'The Big Sick' Writer Emily V. Gordon: "You Can't Be Precious With Your Own History"

"Taking this actual real-life event that touched you and was very important to you and creating a story from it is always a challenge," the writer said about turning her own story into a movie on THR's Writer Roundtable.

Emily V. Gordon turned her own story with her husband, actor and co-writer Kumail Nanjiani, into a unique romantic comedy with The Big Sick.

"It had been five years since events of the film and I think that helps tremendously because you're far enough away that you can kind of look at it and still kind of feel, but not so much that it's overwhelming you," Gordon explained on The Hollywood Reporter's Writer Roundtable. "That's where this movie came from: having enough emotional distance but not so much that it felt like the distant past."

The Big Sick tells the love story of Emily, an American graduate student, and Kumail, a Pakistani aspiring comedian.
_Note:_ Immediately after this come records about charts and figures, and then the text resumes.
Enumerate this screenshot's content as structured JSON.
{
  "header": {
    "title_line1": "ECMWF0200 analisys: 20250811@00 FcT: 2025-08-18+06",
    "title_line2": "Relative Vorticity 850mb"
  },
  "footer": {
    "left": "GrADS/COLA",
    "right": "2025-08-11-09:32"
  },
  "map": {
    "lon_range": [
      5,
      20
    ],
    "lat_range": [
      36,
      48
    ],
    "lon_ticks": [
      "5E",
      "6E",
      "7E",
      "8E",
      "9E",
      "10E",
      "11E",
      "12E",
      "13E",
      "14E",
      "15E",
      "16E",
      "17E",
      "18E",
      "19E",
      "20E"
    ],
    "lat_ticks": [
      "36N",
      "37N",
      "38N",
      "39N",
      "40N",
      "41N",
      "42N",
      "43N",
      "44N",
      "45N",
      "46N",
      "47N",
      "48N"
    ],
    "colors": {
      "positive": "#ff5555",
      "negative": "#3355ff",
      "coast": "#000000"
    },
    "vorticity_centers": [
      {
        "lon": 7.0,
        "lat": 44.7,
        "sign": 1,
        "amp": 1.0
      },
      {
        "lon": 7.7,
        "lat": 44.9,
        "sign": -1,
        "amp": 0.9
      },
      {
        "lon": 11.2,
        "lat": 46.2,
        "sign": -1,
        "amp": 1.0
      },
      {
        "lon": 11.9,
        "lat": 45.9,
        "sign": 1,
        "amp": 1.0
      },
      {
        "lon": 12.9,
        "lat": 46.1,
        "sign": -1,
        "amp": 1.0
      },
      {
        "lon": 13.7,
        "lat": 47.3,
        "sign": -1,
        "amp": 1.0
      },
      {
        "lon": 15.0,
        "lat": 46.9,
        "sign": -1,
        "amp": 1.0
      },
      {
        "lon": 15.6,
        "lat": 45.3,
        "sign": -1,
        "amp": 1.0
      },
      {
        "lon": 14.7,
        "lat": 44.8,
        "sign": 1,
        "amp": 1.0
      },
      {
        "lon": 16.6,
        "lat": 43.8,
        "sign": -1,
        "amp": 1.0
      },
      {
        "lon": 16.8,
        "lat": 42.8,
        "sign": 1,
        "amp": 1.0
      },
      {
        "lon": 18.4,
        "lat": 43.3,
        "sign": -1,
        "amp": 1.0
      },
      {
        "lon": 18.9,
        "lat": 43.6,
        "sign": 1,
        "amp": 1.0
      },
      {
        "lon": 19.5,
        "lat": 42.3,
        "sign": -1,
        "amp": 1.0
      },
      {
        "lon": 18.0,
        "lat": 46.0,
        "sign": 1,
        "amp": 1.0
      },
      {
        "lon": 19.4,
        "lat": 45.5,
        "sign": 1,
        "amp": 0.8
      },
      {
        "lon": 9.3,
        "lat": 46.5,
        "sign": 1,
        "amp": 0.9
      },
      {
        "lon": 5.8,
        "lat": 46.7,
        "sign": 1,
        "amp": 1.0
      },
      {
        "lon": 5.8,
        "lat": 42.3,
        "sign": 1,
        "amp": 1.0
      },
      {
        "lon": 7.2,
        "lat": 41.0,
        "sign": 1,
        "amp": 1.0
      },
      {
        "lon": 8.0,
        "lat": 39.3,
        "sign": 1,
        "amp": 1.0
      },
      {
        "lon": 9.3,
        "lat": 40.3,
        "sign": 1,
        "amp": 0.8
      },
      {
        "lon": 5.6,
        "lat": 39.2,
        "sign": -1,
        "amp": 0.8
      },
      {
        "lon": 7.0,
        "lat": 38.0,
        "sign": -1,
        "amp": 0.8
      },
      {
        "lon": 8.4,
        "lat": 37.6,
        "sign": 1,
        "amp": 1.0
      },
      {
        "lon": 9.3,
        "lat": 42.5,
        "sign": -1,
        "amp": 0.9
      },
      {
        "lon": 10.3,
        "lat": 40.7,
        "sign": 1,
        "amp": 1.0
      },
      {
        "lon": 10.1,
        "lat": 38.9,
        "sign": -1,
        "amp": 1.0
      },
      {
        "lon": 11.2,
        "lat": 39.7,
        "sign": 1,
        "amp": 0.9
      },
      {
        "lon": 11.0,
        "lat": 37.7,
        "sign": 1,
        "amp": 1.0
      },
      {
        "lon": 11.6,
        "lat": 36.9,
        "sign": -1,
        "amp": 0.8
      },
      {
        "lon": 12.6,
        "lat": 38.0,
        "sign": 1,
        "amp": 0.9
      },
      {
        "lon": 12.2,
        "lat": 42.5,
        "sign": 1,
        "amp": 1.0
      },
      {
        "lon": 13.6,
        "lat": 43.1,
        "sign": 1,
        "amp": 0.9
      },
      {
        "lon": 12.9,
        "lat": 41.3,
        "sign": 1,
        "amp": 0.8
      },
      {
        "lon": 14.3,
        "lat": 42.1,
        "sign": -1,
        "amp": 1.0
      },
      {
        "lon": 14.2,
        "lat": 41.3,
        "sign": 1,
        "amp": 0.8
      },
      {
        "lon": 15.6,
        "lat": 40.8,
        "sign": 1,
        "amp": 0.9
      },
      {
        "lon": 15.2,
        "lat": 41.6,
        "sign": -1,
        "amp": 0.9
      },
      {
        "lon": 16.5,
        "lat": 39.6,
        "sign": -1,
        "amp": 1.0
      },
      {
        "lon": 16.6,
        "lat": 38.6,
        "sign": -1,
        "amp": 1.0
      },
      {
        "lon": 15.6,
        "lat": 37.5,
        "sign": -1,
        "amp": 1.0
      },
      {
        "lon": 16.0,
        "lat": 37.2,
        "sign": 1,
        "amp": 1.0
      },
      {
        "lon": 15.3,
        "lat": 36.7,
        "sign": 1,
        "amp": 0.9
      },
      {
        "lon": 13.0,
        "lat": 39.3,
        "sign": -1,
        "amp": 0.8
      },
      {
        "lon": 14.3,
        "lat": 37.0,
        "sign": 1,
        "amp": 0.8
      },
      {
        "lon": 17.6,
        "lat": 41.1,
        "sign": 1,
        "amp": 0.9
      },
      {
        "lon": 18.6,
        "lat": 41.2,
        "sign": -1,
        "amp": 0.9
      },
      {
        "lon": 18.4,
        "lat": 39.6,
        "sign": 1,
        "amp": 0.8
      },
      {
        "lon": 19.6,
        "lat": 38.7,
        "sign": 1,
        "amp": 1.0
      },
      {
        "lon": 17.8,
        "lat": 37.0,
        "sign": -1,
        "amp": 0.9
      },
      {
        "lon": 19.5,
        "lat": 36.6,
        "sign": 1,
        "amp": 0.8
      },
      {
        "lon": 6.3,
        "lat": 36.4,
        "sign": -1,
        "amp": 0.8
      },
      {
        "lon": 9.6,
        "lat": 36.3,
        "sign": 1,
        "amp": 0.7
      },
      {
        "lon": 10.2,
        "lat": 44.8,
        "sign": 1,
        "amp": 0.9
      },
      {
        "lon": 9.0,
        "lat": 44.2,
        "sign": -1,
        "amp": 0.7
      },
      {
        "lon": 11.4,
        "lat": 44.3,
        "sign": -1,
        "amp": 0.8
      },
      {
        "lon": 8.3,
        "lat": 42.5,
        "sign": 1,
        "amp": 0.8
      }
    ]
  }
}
As the relationship starts to get more serious, Kumail starts to worry how about his traditional parents will take to the new relationship, but Emily suddenly comes down with a mysterious illness that leaves her in a medically induced coma. 

Alongside five other writers — Aaron Sorkin (Molly's Game), Jordan Peele (Get Out), Fatih Akin (In The Fade), Darren Aronofsky (mother!) and Anthony McCarten (Darkest Hour— Gordon recalled the struggle of adapting her true-life events for the big screen.

"You can't be precious with your own history," she said. "If you saw a movie with what actually happened between with my husband and I, it would be a terrible movie and you would not enjoy it. So taking this actual real-life event that touched you and was very important to you and creating a story from it is always a challenge. Also realizing that just because something was important to you, personally, it doesn't mean it belongs in the movie."

When asked what advice she would give to young writers, Gordon said the main thing to focus on is something that affects you personally. "The best work comes from when you're personally grappling with [something]. If it can speak to something that you're personally going through  not literally but emotionally  I think that always makes a better piece of work. And also, just get the thing done. Get to the end."